Daisy Moriarty (Lili Reinhart) has a truly horrible job. She spends her days moderating the worst of humanity on social media, reviewing videos flagged for potential violations of the company’s admittedly vague guidelines, which often prioritize clicks over the offended party or even human decency. You know all the horrible things you regret seeing on Al Gore’s internet? Imagine having to watch variations on them all day, every day. It’s no wonder that they have a therapist on staff, a comfort room for moderators, and a pool going about when the new guy will crack. It sounds awful, but it also sounds like a great starting point for a modern riff on “The Conversation” or “Blow Out,” stories of surveillance basically driving people mad. You know what they say about looking into the abyss.
The problem is that Uta Briesewitz’s “American Sweatshop” doesn’t quite have the courage to really follow through on its ambitious and timely concept. When it flirts with the impact of all this true darkness on both the world and the individual, such as in a captivating tangent in which a moderator watches something horrible (but unseen by us, thankfully) happening to a dog and then rushes home to hug his own pup, Matthew Nemeth’s script shows its teeth, but it never really bites. It’s too content to exist as a thriller/mystery instead of a commentary, never successfully marrying the two, despite Reinhart’s best efforts.

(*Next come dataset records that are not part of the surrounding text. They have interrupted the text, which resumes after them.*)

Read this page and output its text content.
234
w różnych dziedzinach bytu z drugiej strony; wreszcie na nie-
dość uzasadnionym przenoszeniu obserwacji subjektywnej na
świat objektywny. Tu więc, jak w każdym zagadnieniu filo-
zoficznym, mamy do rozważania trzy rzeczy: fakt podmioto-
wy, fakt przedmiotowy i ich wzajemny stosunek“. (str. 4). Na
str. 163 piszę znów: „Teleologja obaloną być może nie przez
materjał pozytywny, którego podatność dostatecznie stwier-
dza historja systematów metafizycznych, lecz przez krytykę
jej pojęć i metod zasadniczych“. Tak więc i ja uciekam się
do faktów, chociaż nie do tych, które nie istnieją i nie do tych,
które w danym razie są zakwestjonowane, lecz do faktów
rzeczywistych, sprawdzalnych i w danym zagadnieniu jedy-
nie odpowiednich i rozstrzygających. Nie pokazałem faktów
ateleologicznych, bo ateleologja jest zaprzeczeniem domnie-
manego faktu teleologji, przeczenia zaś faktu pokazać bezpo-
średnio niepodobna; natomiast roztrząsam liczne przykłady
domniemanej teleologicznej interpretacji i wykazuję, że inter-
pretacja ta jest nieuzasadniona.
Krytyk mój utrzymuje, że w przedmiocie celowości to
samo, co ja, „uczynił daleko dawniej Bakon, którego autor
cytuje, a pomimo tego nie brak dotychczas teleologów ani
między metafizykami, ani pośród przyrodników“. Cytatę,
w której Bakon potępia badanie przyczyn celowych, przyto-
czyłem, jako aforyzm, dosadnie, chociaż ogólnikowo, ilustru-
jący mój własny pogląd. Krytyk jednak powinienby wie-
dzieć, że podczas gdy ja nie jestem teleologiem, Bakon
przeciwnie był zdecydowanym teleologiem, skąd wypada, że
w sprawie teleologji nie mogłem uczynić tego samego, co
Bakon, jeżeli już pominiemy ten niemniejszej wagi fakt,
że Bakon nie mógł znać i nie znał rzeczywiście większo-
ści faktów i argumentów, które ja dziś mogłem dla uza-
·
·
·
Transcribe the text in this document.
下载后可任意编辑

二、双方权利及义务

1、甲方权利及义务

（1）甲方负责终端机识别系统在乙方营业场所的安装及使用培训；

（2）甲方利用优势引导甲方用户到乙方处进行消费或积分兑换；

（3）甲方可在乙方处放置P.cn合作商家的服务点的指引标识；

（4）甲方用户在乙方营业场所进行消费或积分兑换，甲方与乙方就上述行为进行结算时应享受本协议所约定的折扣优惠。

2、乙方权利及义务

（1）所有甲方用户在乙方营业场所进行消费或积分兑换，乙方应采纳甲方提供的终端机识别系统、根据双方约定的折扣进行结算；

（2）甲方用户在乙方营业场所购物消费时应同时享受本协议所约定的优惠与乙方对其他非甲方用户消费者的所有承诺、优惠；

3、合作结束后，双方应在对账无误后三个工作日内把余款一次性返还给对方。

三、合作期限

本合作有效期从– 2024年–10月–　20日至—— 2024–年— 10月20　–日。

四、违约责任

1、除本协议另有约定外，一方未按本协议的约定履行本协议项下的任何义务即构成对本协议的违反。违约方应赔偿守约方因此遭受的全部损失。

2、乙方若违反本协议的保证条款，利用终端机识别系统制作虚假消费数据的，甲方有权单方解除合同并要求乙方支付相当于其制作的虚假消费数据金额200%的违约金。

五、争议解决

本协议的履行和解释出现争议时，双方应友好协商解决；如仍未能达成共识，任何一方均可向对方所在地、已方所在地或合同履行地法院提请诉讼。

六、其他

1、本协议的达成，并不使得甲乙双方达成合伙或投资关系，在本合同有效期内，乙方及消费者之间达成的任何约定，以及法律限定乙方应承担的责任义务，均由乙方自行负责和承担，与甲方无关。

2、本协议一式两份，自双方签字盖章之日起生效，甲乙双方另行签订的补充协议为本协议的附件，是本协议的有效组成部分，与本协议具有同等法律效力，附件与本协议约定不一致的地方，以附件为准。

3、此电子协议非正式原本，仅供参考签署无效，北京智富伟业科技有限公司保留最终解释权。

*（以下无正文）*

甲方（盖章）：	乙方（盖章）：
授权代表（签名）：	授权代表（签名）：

The “Riverdale” star is legitimately great as a woman who seems to be using this awful day job as a way to bridge chapters in her life. Daisy wants to become a nurse eventually, but that goal becomes further out of reach when she literally faints after watching a video awaiting moderation, and the bill for the ambulance makes her finances even tighter. Again, there’s an unpopped kernel of an idea here in that the awful corners of the internet are trapping everyone, the people in charge of it included, into immobility, forcing them to repeat the same procedures day in and day out, whether it’s Daisy’s job or your doomscrolling.
Daisy is rattled out of her numbing stasis when she sees the video that drops her. Briesewitz smartly doesn’t show much of the questionable content in her film, cutting in flashes of images and letting sound design fill in the gaps. In this one, Daisy sees a woman screaming on what appears to be a table. There’s a nail involved. Is it real? Daisy’s boss and even the authorities are certain that it’s probably not, but she remains unconvinced, using the internet to try to track down the creator and bring him to justice.
Looking for answers in a world that increasingly seems like it refuses to provide concrete ones regarding what’s real or what matters online is, again, a great starting point for a thriller, but “American Sweatshop” is often as frustrating as a TikTok video that brings up an idea for clicks instead of having anything to say about it. It leaves Reinhart to do all of the heavy lifting in terms of theme and character, which she does respectably. As often as this film frustrated me regarding Nemeth’s shallow script, I was impressed by the choices made by Reinhart, who plays Daisy’s numbness not as apathy, but something fueled by frustration and anger. She becomes convinced that solving the mystery of the “Nailed It” video is the only way to make her whole again, and I only wish that the film around her trusted its leading lady to go to the truly dark places this story suggests. She’s up for the challenge, giving Daisy an icy unpredictability that’s captivating. She’s got something to say, even if the movie around her too often sounds like a whisper when so many of us are screaming.